GameStop reported a substantially higher loss of $105.4 million for its fiscal third quarter as the company looks to reshape its business model.
American video game retailer GameStop (NYSE: GME) saw its shares drop by 4% during Wednesday’s extended trading session after a disappointing third quarter. This comes after the company reported a loss of $105.4 million, or $1.39 per share, for its fiscal third quarter. A year earlier, GameStop had reported a net loss of $18.8 million or 29 cents per share for the same period.
However, the gaming retailer’s total revenue grew to $1.30 billion from $1 billion a year before. This beat out Wall Street’s estimates of $1.19 billion for the same period. GameStop ascribes this sales growth to the expanded relationships with other brands such as Samsung, Razer, LG, and Vizio.
Amid this loss, GameStop revealed that it received a subpoena from the Securities and Exchange Commission (SEC) in August. The regulatory agency wanted the gaming retailer to provide documents that would aid an investigation into its share trading activity. GameStop expressed a willing desire to cooperate with whatever the SEC had going on. In a regulatory filing on Wednesday, the gaming company issued a statement that reads:
“We are in the process of producing the documents and have been and intend to continue cooperating fully with the SEC Staff regarding this matter.”

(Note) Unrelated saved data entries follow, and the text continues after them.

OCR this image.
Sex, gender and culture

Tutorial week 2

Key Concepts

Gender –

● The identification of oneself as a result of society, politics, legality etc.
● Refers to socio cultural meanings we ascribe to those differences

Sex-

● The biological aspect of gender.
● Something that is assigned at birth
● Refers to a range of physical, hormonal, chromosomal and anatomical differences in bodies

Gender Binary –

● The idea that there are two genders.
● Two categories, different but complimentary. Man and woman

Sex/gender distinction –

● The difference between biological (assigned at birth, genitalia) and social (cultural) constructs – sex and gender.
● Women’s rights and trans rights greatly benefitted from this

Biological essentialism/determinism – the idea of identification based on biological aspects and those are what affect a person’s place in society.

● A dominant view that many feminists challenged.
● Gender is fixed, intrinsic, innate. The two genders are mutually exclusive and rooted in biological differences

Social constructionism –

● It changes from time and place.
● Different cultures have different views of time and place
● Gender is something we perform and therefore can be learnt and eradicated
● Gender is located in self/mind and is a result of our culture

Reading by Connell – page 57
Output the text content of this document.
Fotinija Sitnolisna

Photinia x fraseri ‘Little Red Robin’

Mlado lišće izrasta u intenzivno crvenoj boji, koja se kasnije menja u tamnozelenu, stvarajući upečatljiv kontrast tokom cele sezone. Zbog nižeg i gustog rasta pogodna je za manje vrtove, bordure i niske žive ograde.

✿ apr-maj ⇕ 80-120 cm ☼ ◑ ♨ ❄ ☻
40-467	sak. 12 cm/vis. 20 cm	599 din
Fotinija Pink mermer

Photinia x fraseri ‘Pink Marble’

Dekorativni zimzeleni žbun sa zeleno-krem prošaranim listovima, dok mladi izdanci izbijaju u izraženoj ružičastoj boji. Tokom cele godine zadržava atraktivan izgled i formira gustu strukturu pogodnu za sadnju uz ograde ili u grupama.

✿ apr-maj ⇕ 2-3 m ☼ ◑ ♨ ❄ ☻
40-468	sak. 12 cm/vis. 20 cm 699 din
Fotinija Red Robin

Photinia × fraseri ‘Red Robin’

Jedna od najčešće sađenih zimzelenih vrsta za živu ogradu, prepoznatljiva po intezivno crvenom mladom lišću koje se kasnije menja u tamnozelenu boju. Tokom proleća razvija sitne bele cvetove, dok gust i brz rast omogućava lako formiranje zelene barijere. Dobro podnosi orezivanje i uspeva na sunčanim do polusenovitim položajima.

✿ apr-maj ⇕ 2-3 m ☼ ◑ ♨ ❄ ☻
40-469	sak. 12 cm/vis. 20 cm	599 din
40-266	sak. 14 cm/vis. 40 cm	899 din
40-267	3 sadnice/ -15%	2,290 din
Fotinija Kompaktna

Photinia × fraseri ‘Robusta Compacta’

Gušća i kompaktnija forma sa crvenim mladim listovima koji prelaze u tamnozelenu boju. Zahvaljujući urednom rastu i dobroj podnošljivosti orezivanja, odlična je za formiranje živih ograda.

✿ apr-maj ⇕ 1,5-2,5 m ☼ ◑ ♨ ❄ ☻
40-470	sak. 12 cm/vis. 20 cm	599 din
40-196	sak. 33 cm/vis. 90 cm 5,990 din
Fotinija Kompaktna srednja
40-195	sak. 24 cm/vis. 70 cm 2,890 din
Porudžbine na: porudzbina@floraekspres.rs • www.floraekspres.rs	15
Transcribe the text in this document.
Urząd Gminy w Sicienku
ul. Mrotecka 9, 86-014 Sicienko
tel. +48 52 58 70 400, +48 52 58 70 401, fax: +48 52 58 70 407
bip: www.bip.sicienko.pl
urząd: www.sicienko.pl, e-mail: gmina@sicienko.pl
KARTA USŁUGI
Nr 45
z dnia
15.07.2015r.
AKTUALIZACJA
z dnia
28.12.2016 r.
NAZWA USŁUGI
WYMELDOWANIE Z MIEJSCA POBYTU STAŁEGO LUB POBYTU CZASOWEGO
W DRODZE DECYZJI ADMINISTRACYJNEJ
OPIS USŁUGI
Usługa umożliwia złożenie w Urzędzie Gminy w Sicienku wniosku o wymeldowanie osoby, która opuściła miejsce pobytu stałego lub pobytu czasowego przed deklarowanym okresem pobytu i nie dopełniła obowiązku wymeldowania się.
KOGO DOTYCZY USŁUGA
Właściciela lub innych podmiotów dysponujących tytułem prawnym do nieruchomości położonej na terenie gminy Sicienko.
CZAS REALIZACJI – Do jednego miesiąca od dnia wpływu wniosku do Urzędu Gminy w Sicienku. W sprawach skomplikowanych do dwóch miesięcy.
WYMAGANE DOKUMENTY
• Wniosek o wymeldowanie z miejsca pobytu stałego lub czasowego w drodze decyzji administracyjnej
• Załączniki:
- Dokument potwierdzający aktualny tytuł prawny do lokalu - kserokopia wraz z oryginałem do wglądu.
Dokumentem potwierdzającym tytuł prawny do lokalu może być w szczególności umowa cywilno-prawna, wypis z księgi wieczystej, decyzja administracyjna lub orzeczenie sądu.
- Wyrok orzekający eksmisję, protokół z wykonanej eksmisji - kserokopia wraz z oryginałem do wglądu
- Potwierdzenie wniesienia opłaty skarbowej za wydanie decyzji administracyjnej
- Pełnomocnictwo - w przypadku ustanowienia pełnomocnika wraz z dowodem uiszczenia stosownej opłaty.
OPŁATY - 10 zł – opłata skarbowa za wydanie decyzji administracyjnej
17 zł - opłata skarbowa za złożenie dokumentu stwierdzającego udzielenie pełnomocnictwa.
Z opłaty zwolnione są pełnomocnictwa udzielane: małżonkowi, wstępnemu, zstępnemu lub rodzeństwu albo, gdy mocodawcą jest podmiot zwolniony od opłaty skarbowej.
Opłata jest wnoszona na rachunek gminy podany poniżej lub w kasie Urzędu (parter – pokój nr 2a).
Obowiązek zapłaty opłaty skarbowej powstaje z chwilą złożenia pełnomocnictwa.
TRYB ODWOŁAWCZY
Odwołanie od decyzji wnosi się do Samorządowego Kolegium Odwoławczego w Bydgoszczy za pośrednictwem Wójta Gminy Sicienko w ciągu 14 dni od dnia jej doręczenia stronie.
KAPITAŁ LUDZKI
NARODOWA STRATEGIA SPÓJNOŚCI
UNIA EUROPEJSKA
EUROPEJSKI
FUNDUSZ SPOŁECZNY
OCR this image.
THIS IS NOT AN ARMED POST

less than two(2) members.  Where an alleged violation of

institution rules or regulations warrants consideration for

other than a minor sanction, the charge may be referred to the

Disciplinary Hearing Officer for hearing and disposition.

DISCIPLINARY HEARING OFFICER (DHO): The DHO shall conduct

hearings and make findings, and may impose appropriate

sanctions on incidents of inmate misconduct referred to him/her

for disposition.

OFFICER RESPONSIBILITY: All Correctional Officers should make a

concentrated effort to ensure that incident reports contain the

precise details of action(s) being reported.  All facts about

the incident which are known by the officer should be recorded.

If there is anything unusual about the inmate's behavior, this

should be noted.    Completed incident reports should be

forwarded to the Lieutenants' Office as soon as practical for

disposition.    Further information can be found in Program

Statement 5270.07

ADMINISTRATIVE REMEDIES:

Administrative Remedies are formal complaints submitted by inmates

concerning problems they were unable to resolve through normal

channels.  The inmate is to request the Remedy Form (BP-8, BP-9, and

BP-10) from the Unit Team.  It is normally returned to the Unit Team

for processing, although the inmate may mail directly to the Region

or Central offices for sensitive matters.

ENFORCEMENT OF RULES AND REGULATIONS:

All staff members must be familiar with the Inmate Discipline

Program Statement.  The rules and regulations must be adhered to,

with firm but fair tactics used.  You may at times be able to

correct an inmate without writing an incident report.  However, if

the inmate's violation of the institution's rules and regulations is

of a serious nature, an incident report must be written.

Before Loss in Third Quarter, GameStop Was One of the Meme Stocks Early This Year
GameStop’s stock was part of the meme frenzy that dominated the market headlines earlier in the year. This was largely due to conversation trails on social media platform Reddit, as well as the activities of day traders. Other companies that saw their stocks enter meme territory during this same period were AMC (NYSE: AMC) and Bed Bath & Beyond (NASDAQ: BBBY). It was this phenomenon that attracted the SEC, prompting the Commission to investigate trading activity.
GameStop has pointed out that the ongoing SEC investigation would not adversely impact its operations. The company built up its inventories for the latest quarter as it looked to preempt any supply chain hurdles. GameStop’s inventory was worth $1.14 billion at the close of the quarter, compared to $861 million for the same period last year.
GameStop Effects Shake-Ups to Remain Competitive
GameStop’s brick-and-mortar business model especially went through some trying times during the height of the Covid pandemic. During the lockdown, the company had to shutter several physical stores in many places. In light of that, GameStop is now looking to transform into an e-commerce retailer. The company is leveraging pandemic-triggered online shopping by attempting to sell its gaming products and accessories online. As part of its shake-up in achieving this, GameStop has enlisted Chewy co-founder Ryan Cohen to lead the charge as chairman. Cohen, in turn, recruited former executives at Amazon (NASDAQ: AMZN), Matthew Furlong, and Mike Recupero, to top management positions at GameStop. The former will serve as chief executive officer, while the latter will function as chief operations officer.
GameStop also announced that it established new offices in Seattle and Boston to attract tech talent. The leading gaming retailer also disclosed that it secured a $500 million asset-based lending credit facility. According to GameStop, this occurred in November and is going to facilitate liquidity and lower borrowing costs.